A resposta da companhia passa por um conjunto de crédito, distribuição de insumos e agricultura regenerativa. Essas frentes são reunidas em um programa de fomento ao desenvolvimento sustentável chamado Jornada Flora.

A multinacional francesa passou a oferecer à base de produtores uma linha de crédito facilitado em parceria com o Banco do Brasil. Até o ano passado, a iniciativa teve juros entre 6,8% e 8,4%, bem abaixo da média de mercado.

No primeiro ano, em 2023, foram disponibilizados R$ 20 milhões, dos quais R$ 17 milhões foram utilizados. No ano passado, foram R$ 50 milhões. A demanda foi tão alta que todos os recursos foram utilizados e a Danone colocou mais R$ 2 milhões. Neste ano, serão R$ 100 milhões.

O diferencial é a governança que a Danone traz para a mesa de negociação, explica Mário Rezende, vice-presidente de Sustentabilidade e Operações. Segundo ele, o fato de a empresa fixar contratos com os fornecedores — de no mínimo 24 meses — é uma garantia que transforma a relação com o banco. “Isso gera um fluxo de caixa descontável, o que tem valor em uma cadeia ainda com alto nível de informalidade.”

Já foram beneficiados com essa linha de crédito 133 produtores ligados à Danone. Os contratos cobrem custeio e investimento, abrangendo preparo de solo, plantio de lavouras, infraestruturas, máquinas e equipamentos.

A Jornada Flora inclui uma assistência variada, desde consultorias de agrônomos até uma central de compras que possibilita reunir pedidos de diversos produtores e baixar os custos dos insumos — e sem desembolso de caixa, antecipando a produção.

O retorno

Os efeitos são tangíveis, diz Rezende. “A produção média entre os fornecedores da Danone saltou de 411 litros por dia para 601 litros/dia. Nossos produtores de até mil litros de leite diário cresceram 46% em três anos.”

A Danone também tem benefícios industriais por receber um leite de melhor qualidade, com mais sólidos. E encontra um caminho para atingir seus compromissos globais de sustentabilidade.

“Além do aumento na renda dos produtores, temos um turnover de 45%, menor que a média do mercado, e nossa produção cresceu quatro vezes a média nacional. Tem uma redução de CO2, com 20% da base produzindo leite de baixo carbono, e a emissão de metano caiu 42% desde 2020. É um ganha-ganha”, afirma Rezende.

Atualmente, integram a iniciativa 160 dos cerca de 250 fornecedores de leite da companhia, o equivalente a 51% do volume comprado, e a ideia é ampliar o alcance até chegar nos 100% — meta para a qual a Danone não estipula um prazo.

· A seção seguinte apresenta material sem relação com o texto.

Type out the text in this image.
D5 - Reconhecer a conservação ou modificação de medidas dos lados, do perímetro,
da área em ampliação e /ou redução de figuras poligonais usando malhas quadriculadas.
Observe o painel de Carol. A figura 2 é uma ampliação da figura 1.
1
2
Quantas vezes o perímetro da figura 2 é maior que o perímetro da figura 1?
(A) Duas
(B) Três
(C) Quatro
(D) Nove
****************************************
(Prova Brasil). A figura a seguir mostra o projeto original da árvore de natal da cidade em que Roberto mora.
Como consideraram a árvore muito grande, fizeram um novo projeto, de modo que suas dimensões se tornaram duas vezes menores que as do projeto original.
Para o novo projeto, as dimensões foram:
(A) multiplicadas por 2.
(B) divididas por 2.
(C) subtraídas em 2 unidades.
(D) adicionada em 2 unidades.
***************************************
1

Camilo Wittica, vice-presidente de Assuntos Jurídicos, reforça a ideia de que a sustentabilidade ambiental passa por fazer o negócio mais sustentável. Segundo ele, a ideia da companhia é apresentar a Jornada Flora na COP30 como um case replicável em outras geografias. “O modelo é escalável. Ninguém vai cuidar do animal ou buscar redução de carbono se não tiver resultado financeiro.”

Mudança radical dentro da porteira

Segundo a Danone, o programa tem sido bem-sucedido em transformar a realidade de um modelo semi-extrativista para “ilhas de excelência” com rendimentos de R$ 60 mil por mês.

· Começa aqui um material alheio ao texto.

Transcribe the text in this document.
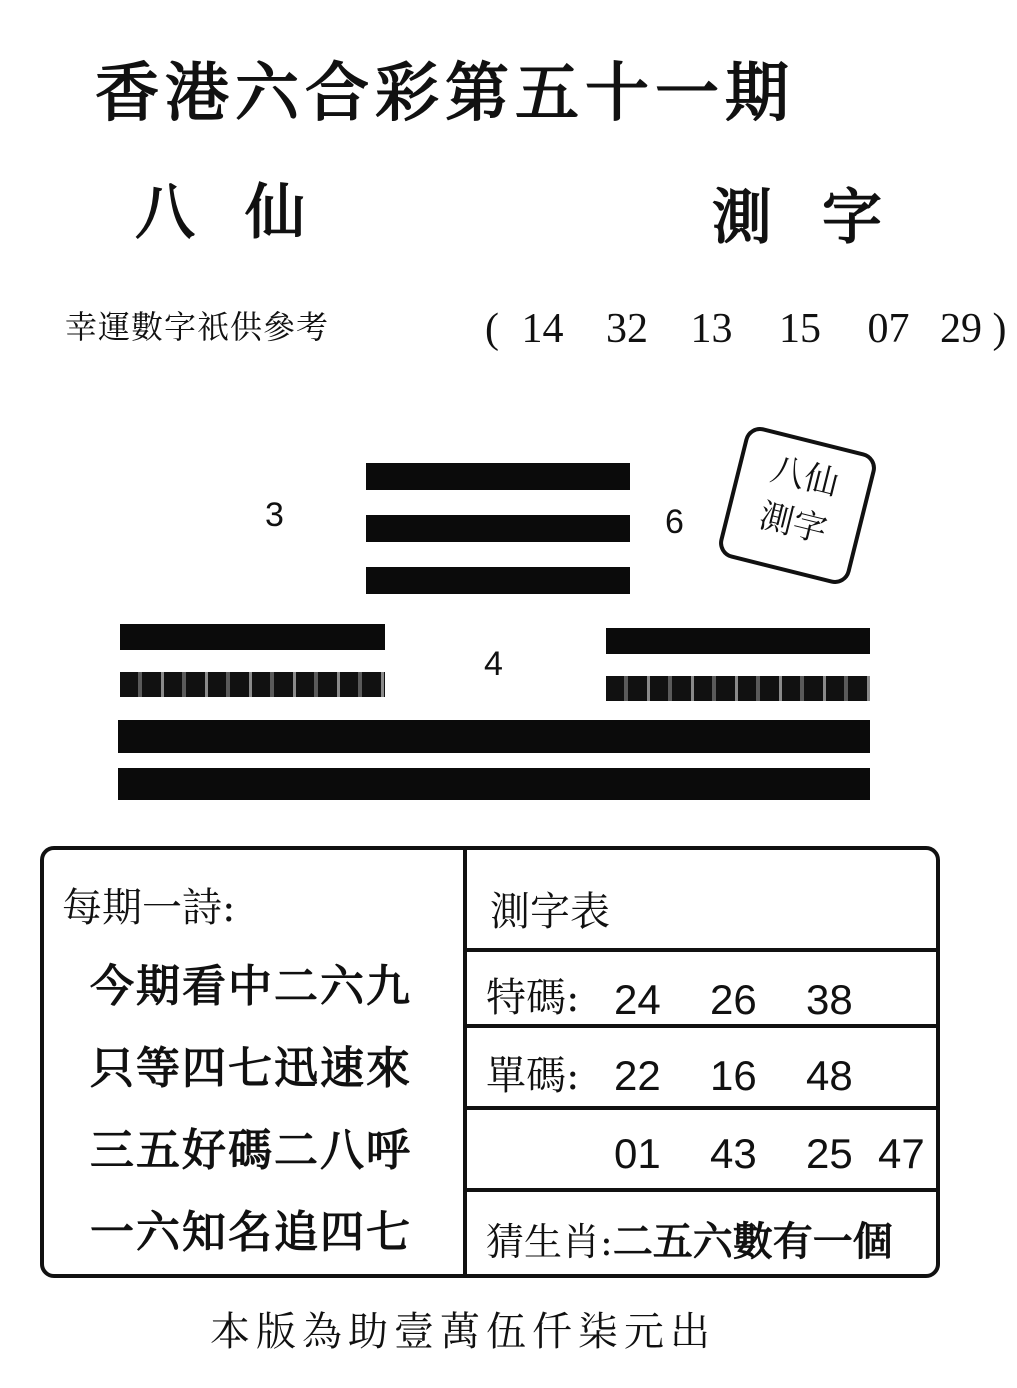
香港六合彩第五十一期
八仙	測字
幸運數字祇供參考	( 14 32 13 15 07 29 )
3	6
4
八仙
測字
每期一詩:
今期看中二六九
只等四七迅速來
三五好碼二八呼
一六知名追四七
測字表
特碼: 24 26 38
單碼: 22 16 48
01 43 25 47
猜生肖:二五六數有一個
本版為助壹萬伍仟柒元出
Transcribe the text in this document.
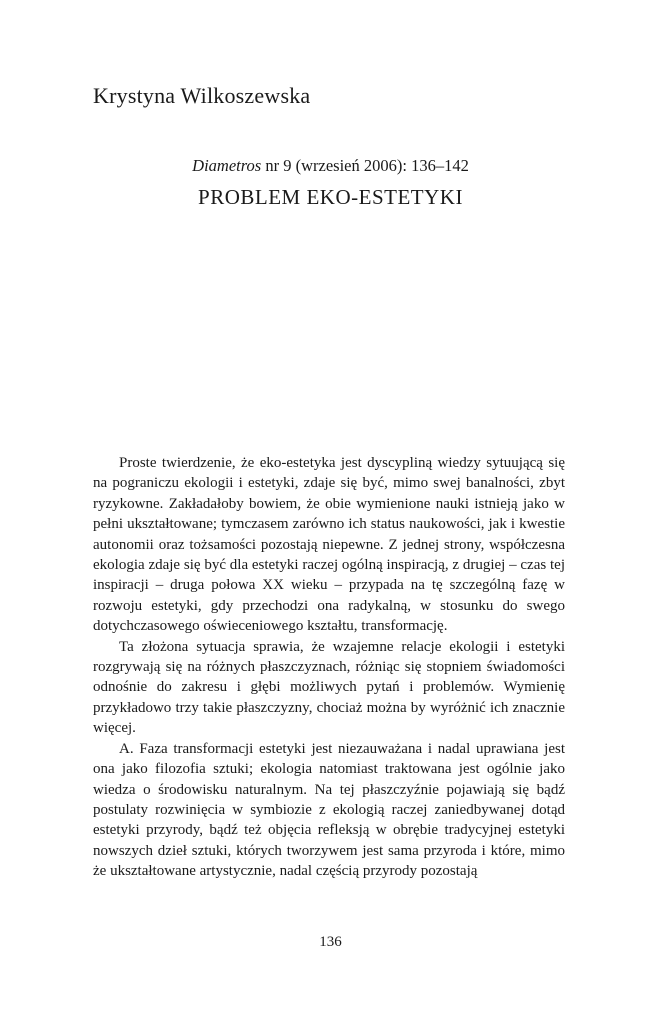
Krystyna Wilkoszewska
Diametros nr 9 (wrzesień 2006): 136–142
PROBLEM EKO-ESTETYKI

Proste twierdzenie, że eko-estetyka jest dyscypliną wiedzy sytuującą się na pograniczu ekologii i estetyki, zdaje się być, mimo swej banalności, zbyt ryzykowne. Zakładałoby bowiem, że obie wymienione nauki istnieją jako w pełni ukształtowane; tymczasem zarówno ich status naukowości, jak i kwestie autonomii oraz tożsamości pozostają niepewne. Z jednej strony, współczesna ekologia zdaje się być dla estetyki raczej ogólną inspiracją, z drugiej – czas tej inspiracji – druga połowa XX wieku – przypada na tę szczególną fazę w rozwoju estetyki, gdy przechodzi ona radykalną, w stosunku do swego dotychczasowego oświeceniowego kształtu, transformację.

Ta złożona sytuacja sprawia, że wzajemne relacje ekologii i estetyki rozgrywają się na różnych płaszczyznach, różniąc się stopniem świadomości odnośnie do zakresu i głębi możliwych pytań i problemów. Wymienię przykładowo trzy takie płaszczyzny, chociaż można by wyróżnić ich znacznie więcej.

A. Faza transformacji estetyki jest niezauważana i nadal uprawiana jest ona jako filozofia sztuki; ekologia natomiast traktowana jest ogólnie jako wiedza o środowisku naturalnym. Na tej płaszczyźnie pojawiają się bądź postulaty rozwinięcia w symbiozie z ekologią raczej zaniedbywanej dotąd estetyki przyrody, bądź też objęcia refleksją w obrębie tradycyjnej estetyki nowszych dzieł sztuki, których tworzywem jest sama przyroda i które, mimo że ukształtowane artystycznie, nadal częścią przyrody pozostają

136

Na Fazenda Cachoeira das Antas, em Santa Rita de Caldas (MG), existe um antes e um depois da Danone, diz o proprietário Áureo Carvalho. Fornecedor da companhia desde 2019, ele viu sua produtividade saltar de 250 litros por dia para 2,3 mil litros por dia na propriedade de 37 hectares.

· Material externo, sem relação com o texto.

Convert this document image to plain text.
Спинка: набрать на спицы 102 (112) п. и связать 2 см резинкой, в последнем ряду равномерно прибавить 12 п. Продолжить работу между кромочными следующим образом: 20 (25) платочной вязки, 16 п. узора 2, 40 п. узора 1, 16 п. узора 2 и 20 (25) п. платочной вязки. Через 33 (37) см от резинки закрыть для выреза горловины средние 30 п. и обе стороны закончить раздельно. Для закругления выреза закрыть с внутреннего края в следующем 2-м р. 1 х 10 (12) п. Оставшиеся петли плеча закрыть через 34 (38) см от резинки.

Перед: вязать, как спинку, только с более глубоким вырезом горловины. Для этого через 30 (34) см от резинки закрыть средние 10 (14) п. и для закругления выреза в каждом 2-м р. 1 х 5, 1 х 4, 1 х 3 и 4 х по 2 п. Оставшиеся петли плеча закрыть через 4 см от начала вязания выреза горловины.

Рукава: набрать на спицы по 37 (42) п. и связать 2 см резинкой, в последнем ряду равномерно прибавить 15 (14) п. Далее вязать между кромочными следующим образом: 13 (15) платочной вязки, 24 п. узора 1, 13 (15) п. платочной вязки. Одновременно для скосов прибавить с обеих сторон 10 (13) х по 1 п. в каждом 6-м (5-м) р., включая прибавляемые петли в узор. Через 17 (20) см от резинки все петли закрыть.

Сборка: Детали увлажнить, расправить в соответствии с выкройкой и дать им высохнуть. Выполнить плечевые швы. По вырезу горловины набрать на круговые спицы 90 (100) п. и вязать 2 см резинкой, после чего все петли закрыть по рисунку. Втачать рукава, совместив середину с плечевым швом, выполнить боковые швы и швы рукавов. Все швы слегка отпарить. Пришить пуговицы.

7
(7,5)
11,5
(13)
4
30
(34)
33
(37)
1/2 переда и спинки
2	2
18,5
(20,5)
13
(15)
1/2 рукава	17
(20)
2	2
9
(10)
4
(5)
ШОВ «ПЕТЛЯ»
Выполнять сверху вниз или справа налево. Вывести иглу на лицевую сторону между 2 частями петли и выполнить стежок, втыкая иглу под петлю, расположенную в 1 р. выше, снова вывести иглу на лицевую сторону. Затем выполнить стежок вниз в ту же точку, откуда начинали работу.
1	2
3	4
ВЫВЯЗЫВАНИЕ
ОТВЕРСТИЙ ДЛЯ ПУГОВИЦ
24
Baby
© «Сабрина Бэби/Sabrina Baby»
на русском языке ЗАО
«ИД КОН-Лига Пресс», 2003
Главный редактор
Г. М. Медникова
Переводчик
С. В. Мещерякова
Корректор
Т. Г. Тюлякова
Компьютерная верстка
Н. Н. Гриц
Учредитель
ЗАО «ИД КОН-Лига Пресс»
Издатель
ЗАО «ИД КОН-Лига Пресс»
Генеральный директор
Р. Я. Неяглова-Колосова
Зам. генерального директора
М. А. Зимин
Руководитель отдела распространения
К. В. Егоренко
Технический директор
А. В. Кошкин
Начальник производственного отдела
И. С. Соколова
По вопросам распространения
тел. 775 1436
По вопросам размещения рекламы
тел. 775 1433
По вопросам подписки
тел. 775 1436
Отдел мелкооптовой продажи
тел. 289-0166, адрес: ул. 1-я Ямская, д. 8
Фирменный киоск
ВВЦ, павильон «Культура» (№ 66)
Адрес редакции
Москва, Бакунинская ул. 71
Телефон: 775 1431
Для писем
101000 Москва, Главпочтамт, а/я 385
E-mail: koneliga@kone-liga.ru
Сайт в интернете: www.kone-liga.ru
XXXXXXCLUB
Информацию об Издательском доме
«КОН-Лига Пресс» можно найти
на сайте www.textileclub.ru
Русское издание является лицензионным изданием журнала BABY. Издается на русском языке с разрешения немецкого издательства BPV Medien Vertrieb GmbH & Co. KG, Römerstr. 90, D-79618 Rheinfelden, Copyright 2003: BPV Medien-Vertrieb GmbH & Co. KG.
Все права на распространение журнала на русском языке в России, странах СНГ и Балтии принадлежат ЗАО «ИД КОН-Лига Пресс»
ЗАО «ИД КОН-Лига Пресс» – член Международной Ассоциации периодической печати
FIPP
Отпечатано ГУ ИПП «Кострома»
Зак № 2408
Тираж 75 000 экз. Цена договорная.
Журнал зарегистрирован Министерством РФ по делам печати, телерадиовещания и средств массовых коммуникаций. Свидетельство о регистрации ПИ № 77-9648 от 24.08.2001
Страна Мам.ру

A produção começou em 2012, quando voltou ao Brasil após alguns anos trabalhando na Europa “para juntar dinheiro”. Começou com uma produção pequena de gado de corte, e, em 2014, migrou para o leite.

À época, já ouvira falar no projeto da companhia, mas o caminho pré-Danone ainda levaria cinco anos. Em 2019, conseguiu cumprir os requisitos da empresa sobre quantidade e qualidade do gado, do leite e do solo, e entrou para o time.

“A gente tem alguns parâmetros mínimos, tanto de qualidade, como a quantidade bacteriana no leite, quanto de auditoria de fornecedores, na qual a gente checa, por exemplo, se tem trabalho escravo”, explica Rezende.

Desde então, o custo caiu de 80% para 49%, sob impacto também do sistema de compras, que permite ao produtor adquirir insumos a preços melhores. E, em paralelo, a propriedade adotou técnicas que evitam desgastar o solo, visando um aumento de produtividade da lavoura destinada à alimentação do rebanho — no caso, o cultivo de milho junto de outras espécies, como a braquiária e o milheto.

Gado leiteiro na compost barn construída recentemente na Fazenda Cachoeira das Antas, em Santa Rita de Caldas (MG) | Crédito: Divulgação

“A gente produzia 40 toneladas de milho por hectare e, agora, estamos em 75. E produzimos comida para o ano todo, com uma conta precisa, sem precisar dar chute”, diz Carvalho, que hoje recebe consultoria até para seleção genética visando otimizar o nascimento de fêmeas para ampliar a produtividade.

O investimento mais recente foi na aquisição e instalação de um compost barn, um sistema de alojamento e alimentação pensado para ampliar o conforto dos animais e aumentar a produtividade.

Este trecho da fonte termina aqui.